You Don't Need a GPU for Speech: Self-Hosting Whisper and TTS on a CPU VPS

Every time speech comes up — transcribe this voice note, give the agent a voice — the reflex is the same: we're going to need a GPU for that. I had the reflex too. Then I actually checked what my cheap VPS boxes could do, and the answer surprised me enough to write it down.

For real-time-ish speech on a server — transcribing voice notes, giving an assistant a voice — you mostly don't need a GPU at all. You need to know one thing about your CPU, and it's probably already true.

The thing that actually matters isn't CUDA — it's AVX2

Here's the myth-buster. The bottleneck for CPU speech isn't "do I have a graphics card." It's whether your CPU has the right SIMD instruction sets — specifically AVX2, plus FMA and F16C. These let the CPU chew through many numbers per clock, which is exactly the shape of work a speech model does.

Any half-decent server CPU from the last several years has them. Before you plan any of this, check:

grep -oE 'avx2|fma|f16c' /proc/cpuinfo | sort -u
# avx2
# f16c
# fma

Three lines back? You're done shopping. Both of the boxes I run this on — an 8-core and an 18-core EPYC VPS, no GPU anywhere — have all three. That's the whole prerequisite. The engines below are built around these instructions; the GPU was never the point.

STT — faster-whisper on CPU, int8

For speech-to-text, skip vanilla OpenAI Whisper and use faster-whisper. It's the same Whisper model reimplemented on CTranslate2, an inference engine tuned hard for CPUs with — you guessed it — AVX2/FMA. The trick that makes it fly is int8 quantization: the weights get squeezed from 16-bit floats to 8-bit integers, which is smaller in RAM and faster on integer-happy CPU cores, at a barely-perceptible accuracy cost.

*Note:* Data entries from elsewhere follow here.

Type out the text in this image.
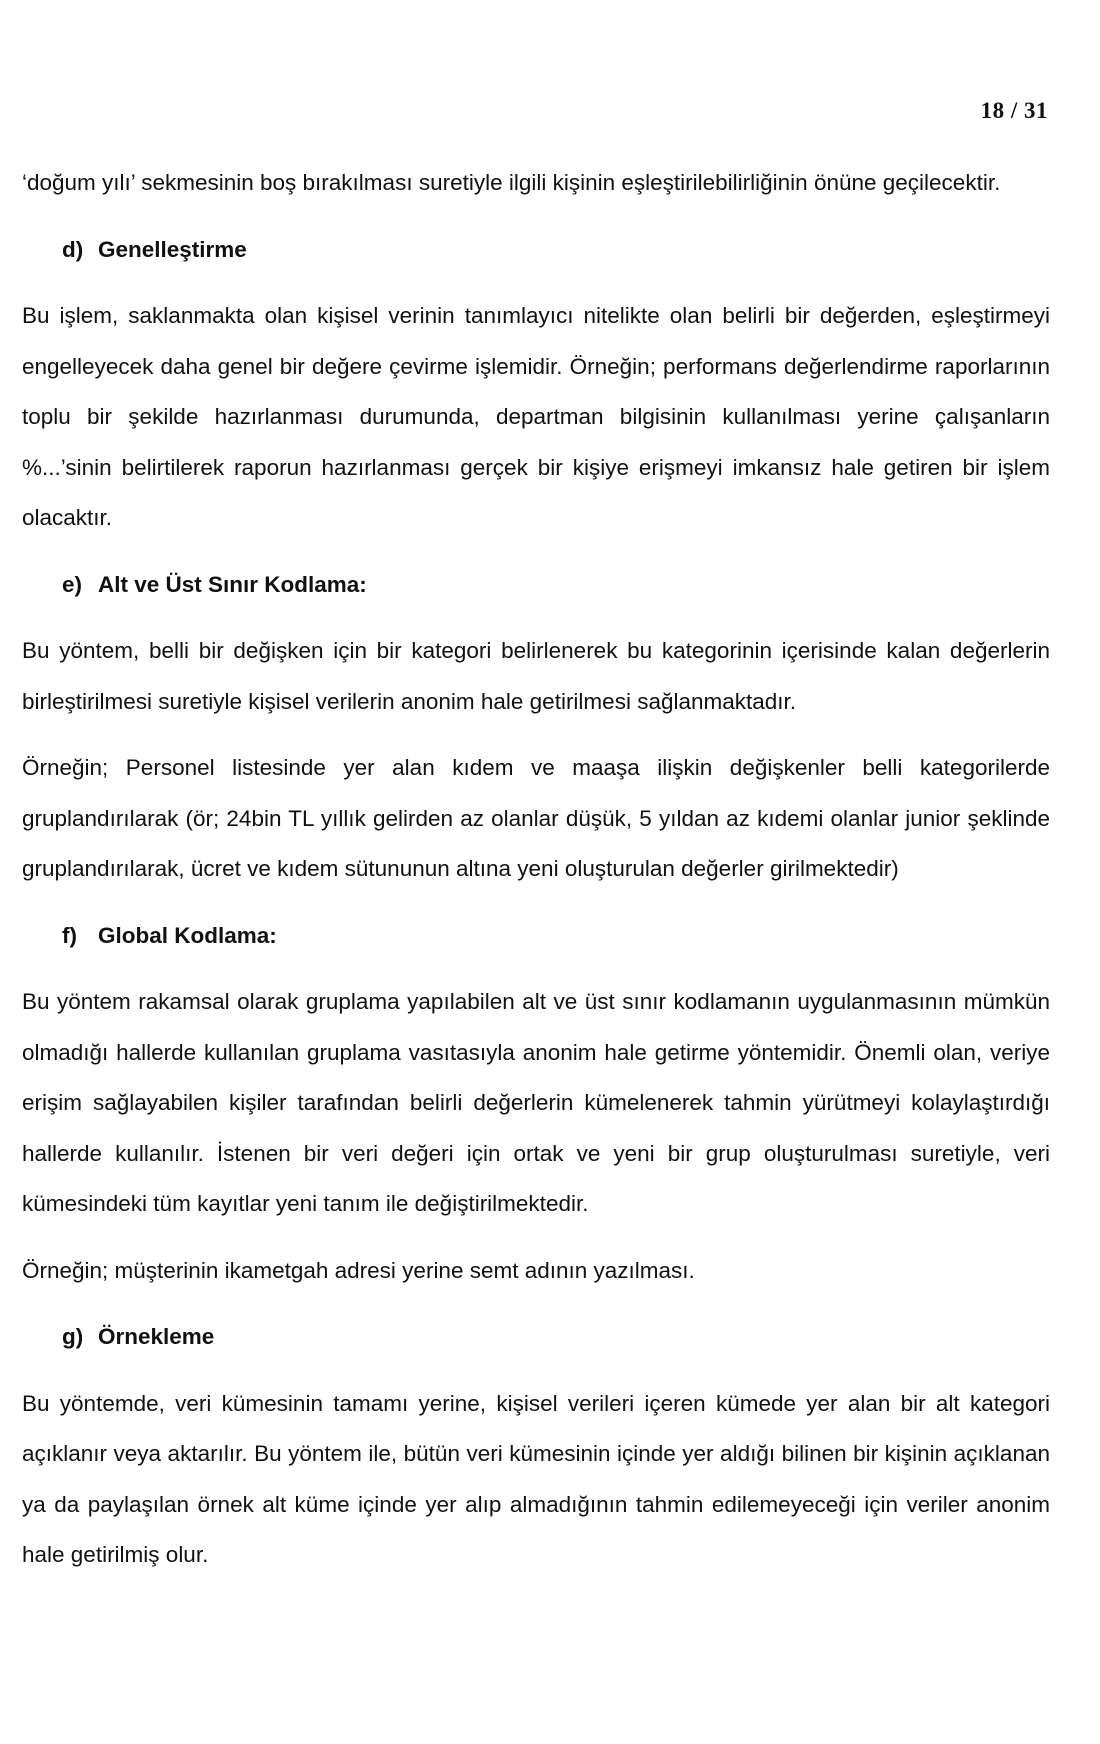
18 / 31

‘doğum yılı’ sekmesinin boş bırakılması suretiyle ilgili kişinin eşleştirilebilirliğinin önüne geçilecektir.

d) Genelleştirme

Bu işlem, saklanmakta olan kişisel verinin tanımlayıcı nitelikte olan belirli bir değerden, eşleştirmeyi engelleyecek daha genel bir değere çevirme işlemidir. Örneğin; performans değerlendirme raporlarının toplu bir şekilde hazırlanması durumunda, departman bilgisinin kullanılması yerine çalışanların %...’sinin belirtilerek raporun hazırlanması gerçek bir kişiye erişmeyi imkansız hale getiren bir işlem olacaktır.

e) Alt ve Üst Sınır Kodlama:

Bu yöntem, belli bir değişken için bir kategori belirlenerek bu kategorinin içerisinde kalan değerlerin birleştirilmesi suretiyle kişisel verilerin anonim hale getirilmesi sağlanmaktadır.

Örneğin; Personel listesinde yer alan kıdem ve maaşa ilişkin değişkenler belli kategorilerde gruplandırılarak (ör; 24bin TL yıllık gelirden az olanlar düşük, 5 yıldan az kıdemi olanlar junior şeklinde gruplandırılarak, ücret ve kıdem sütununun altına yeni oluşturulan değerler girilmektedir)

f) Global Kodlama:

Bu yöntem rakamsal olarak gruplama yapılabilen alt ve üst sınır kodlamanın uygulanmasının mümkün olmadığı hallerde kullanılan gruplama vasıtasıyla anonim hale getirme yöntemidir. Önemli olan, veriye erişim sağlayabilen kişiler tarafından belirli değerlerin kümelenerek tahmin yürütmeyi kolaylaştırdığı hallerde kullanılır. İstenen bir veri değeri için ortak ve yeni bir grup oluşturulması suretiyle, veri kümesindeki tüm kayıtlar yeni tanım ile değiştirilmektedir.

Örneğin; müşterinin ikametgah adresi yerine semt adının yazılması.

g) Örnekleme

Bu yöntemde, veri kümesinin tamamı yerine, kişisel verileri içeren kümede yer alan bir alt kategori açıklanır veya aktarılır. Bu yöntem ile, bütün veri kümesinin içinde yer aldığı bilinen bir kişinin açıklanan ya da paylaşılan örnek alt küme içinde yer alıp almadığının tahmin edilemeyeceği için veriler anonim hale getirilmiş olur.
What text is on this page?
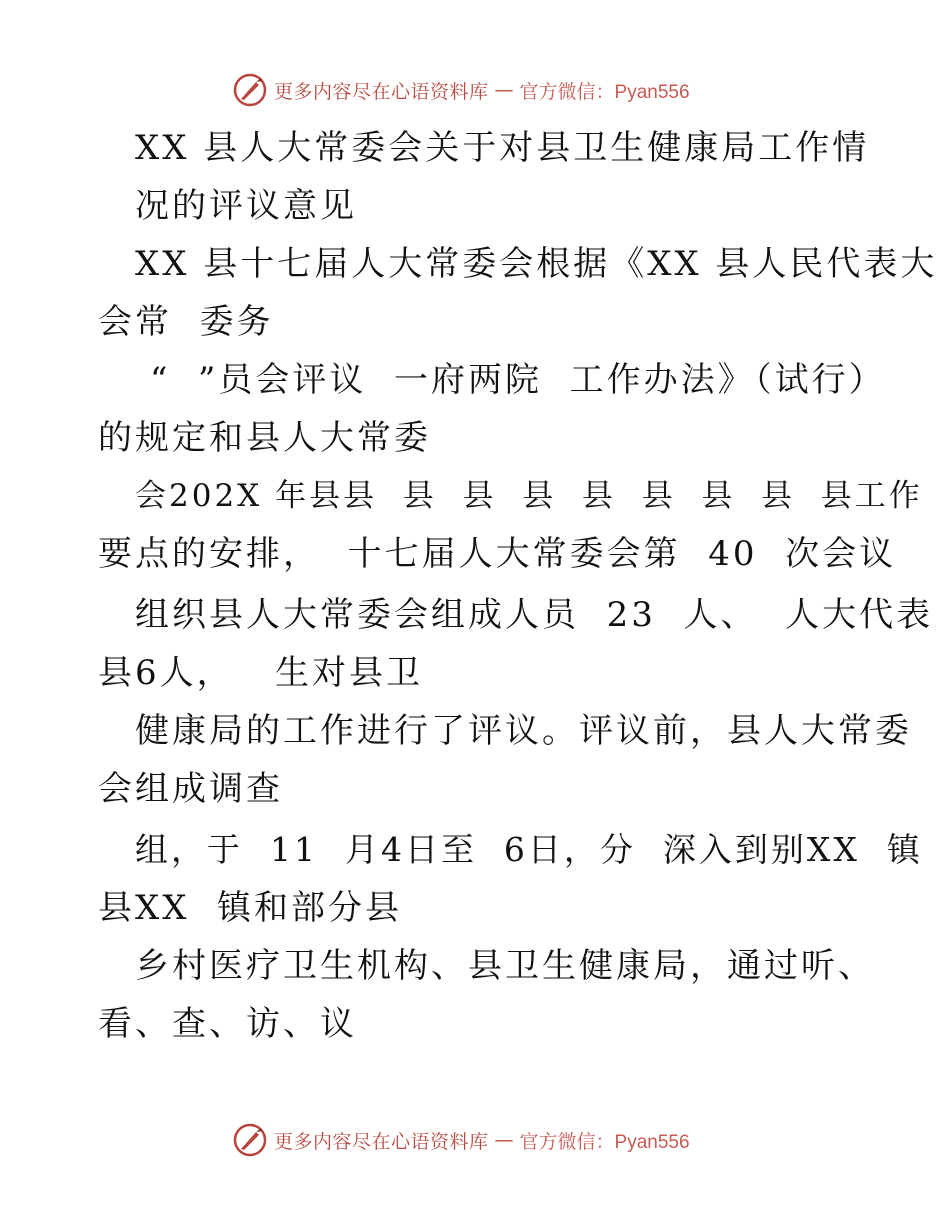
更多内容尽在心语资料库 — 官方微信：Pyan556
XX 县人大常委会关于对县卫生健康局工作情
况的评议意见
XX 县十七届人大常委会根据《XX 县人民代表大
会常  委务
“  ”员会评议  一府两院  工作办法》（试行）
的规定和县人大常委
会202X 年县县  县  县  县  县  县  县  县  县工作
要点的安排，  十七届人大常委会第  40  次会议
组织县人大常委会组成人员  23  人、  人大代表
县6人，   生对县卫
健康局的工作进行了评议。评议前，县人大常委
会组成调查
组，于  11  月4日至  6日，分  深入到别XX  镇
县XX  镇和部分县
乡村医疗卫生机构、县卫生健康局，通过听、
看、查、访、议
更多内容尽在心语资料库 — 官方微信：Pyan556
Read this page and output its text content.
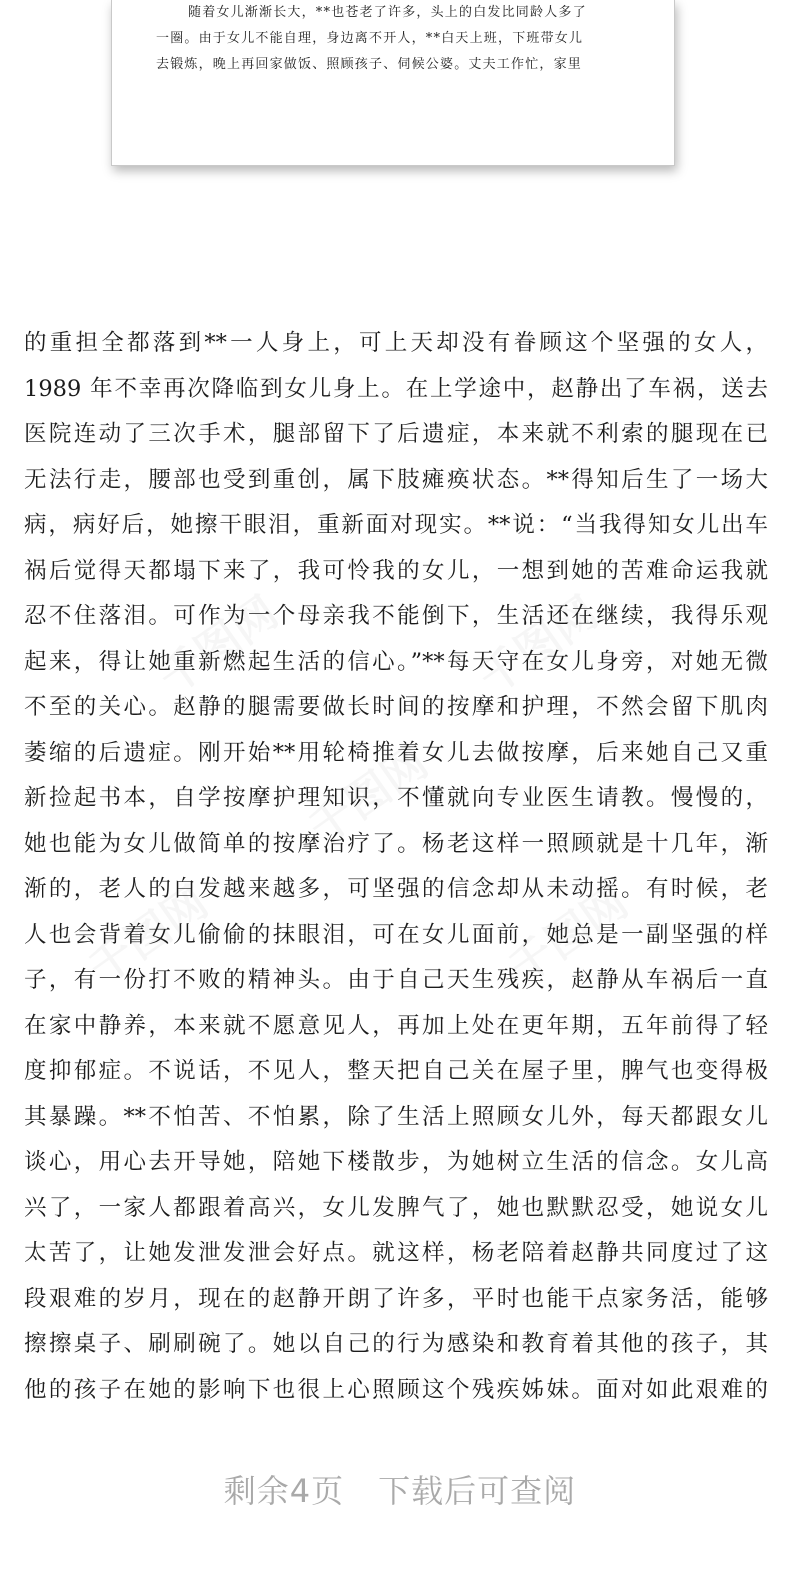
随着女儿渐渐长大，**也苍老了许多，头上的白发比同龄人多了
一圈。由于女儿不能自理，身边离不开人，**白天上班，下班带女儿
去锻炼，晚上再回家做饭、照顾孩子、伺候公婆。丈夫工作忙，家里
的重担全都落到**一人身上，可上天却没有眷顾这个坚强的女人，
1989 年不幸再次降临到女儿身上。在上学途中，赵静出了车祸，送去
医院连动了三次手术，腿部留下了后遗症，本来就不利索的腿现在已
无法行走，腰部也受到重创，属下肢瘫痪状态。**得知后生了一场大
病，病好后，她擦干眼泪，重新面对现实。**说：“当我得知女儿出车
祸后觉得天都塌下来了，我可怜我的女儿，一想到她的苦难命运我就
忍不住落泪。可作为一个母亲我不能倒下，生活还在继续，我得乐观
起来，得让她重新燃起生活的信心。”**每天守在女儿身旁，对她无微
不至的关心。赵静的腿需要做长时间的按摩和护理，不然会留下肌肉
萎缩的后遗症。刚开始**用轮椅推着女儿去做按摩，后来她自己又重
新捡起书本，自学按摩护理知识，不懂就向专业医生请教。慢慢的，
她也能为女儿做简单的按摩治疗了。杨老这样一照顾就是十几年，渐
渐的，老人的白发越来越多，可坚强的信念却从未动摇。有时候，老
人也会背着女儿偷偷的抹眼泪，可在女儿面前，她总是一副坚强的样
子，有一份打不败的精神头。由于自己天生残疾，赵静从车祸后一直
在家中静养，本来就不愿意见人，再加上处在更年期，五年前得了轻
度抑郁症。不说话，不见人，整天把自己关在屋子里，脾气也变得极
其暴躁。**不怕苦、不怕累，除了生活上照顾女儿外，每天都跟女儿
谈心，用心去开导她，陪她下楼散步，为她树立生活的信念。女儿高
兴了，一家人都跟着高兴，女儿发脾气了，她也默默忍受，她说女儿
太苦了，让她发泄发泄会好点。就这样，杨老陪着赵静共同度过了这
段艰难的岁月，现在的赵静开朗了许多，平时也能干点家务活，能够
擦擦桌子、刷刷碗了。她以自己的行为感染和教育着其他的孩子，其
他的孩子在她的影响下也很上心照顾这个残疾姊妹。面对如此艰难的
剩余4页 下载后可查阅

The number that matters is real-time factor (RTF) — seconds of compute per second of audio. On 8 AVX2 cores with the small model at int8, you're looking at an RTF around 0.1–0.4: a 30-second voice note transcribes in roughly 3–10 seconds. RAM is trivial — base needs about 1 GB, small about 1.5 GB. A big box (18 cores) can even run medium or large-v3 at int8 and still stay usable if you want top accuracy.

Pick your rung by taste: base for speed, small for the sweet spot, medium/large-v3 when accuracy matters more than latency.

TTS — Piper, and it's basically instant

For text-to-speech, Piper is the CPU pick. It was purpose-built for CPU — the voices are tiny (~60 MB each) and it runs faster than real-time even on a Raspberry Pi. On real server cores it's effectively instant, and it ships English and Spanish voices out of the box.

If you want nicer prosody and can spend a few seconds per sentence, Kokoro also runs on CPU. The heavier, more expressive engines — XTTS, F5, VibeVoice and friends — genuinely want a GPU, so I leave those off the VPS. For notifications, assistant replies, and read-backs, Piper is more than good enough and never makes you wait.

Wrap both as OpenAI-compatible containers

The move that makes this painless: don't invent a new API. Package each engine as a Docker container that speaks the OpenAI audio API — /v1/audio/transcriptions for STT, the speech endpoint for TTS. Now anything in your stack that already knows how to talk to OpenAI talks to your box instead, by changing a base URL. No client rewrites, no vendor SDK lock-in, and no API key leaving your server.

The quietly better part: co-locate, don't mesh

Here's the bit I didn't expect. For audio specifically, the CPU-VPS approach is simpler than the GPU alternatives, not just cheaper.

Because these are lightweight CPU containers, you run them right next to whatever needs them — the backend, the agent, the app server. They call localhost. That buys you three things a GPU box in another rack (or a GPU in your closet) can't:

Zero network latency — the audio never leaves the machine.
Always-on — a server doesn't sleep the way a workstation does; no "wake the GPU machine first."
No key, no egress — voice data stays on the box you already trust.

A GPU is the right call when you're batch-transcribing thousands of hours, or you need the heavyweight expressive voices, or you're doing low-latency streaming at scale. For a normal app that needs to turn voice notes into text and give an assistant something to say? A CPU VPS with AVX2 solves it completely — and you already own the hardware.

So before you spec a GPU for speech, run that one grep. If AVX2 comes back, you were done before you started.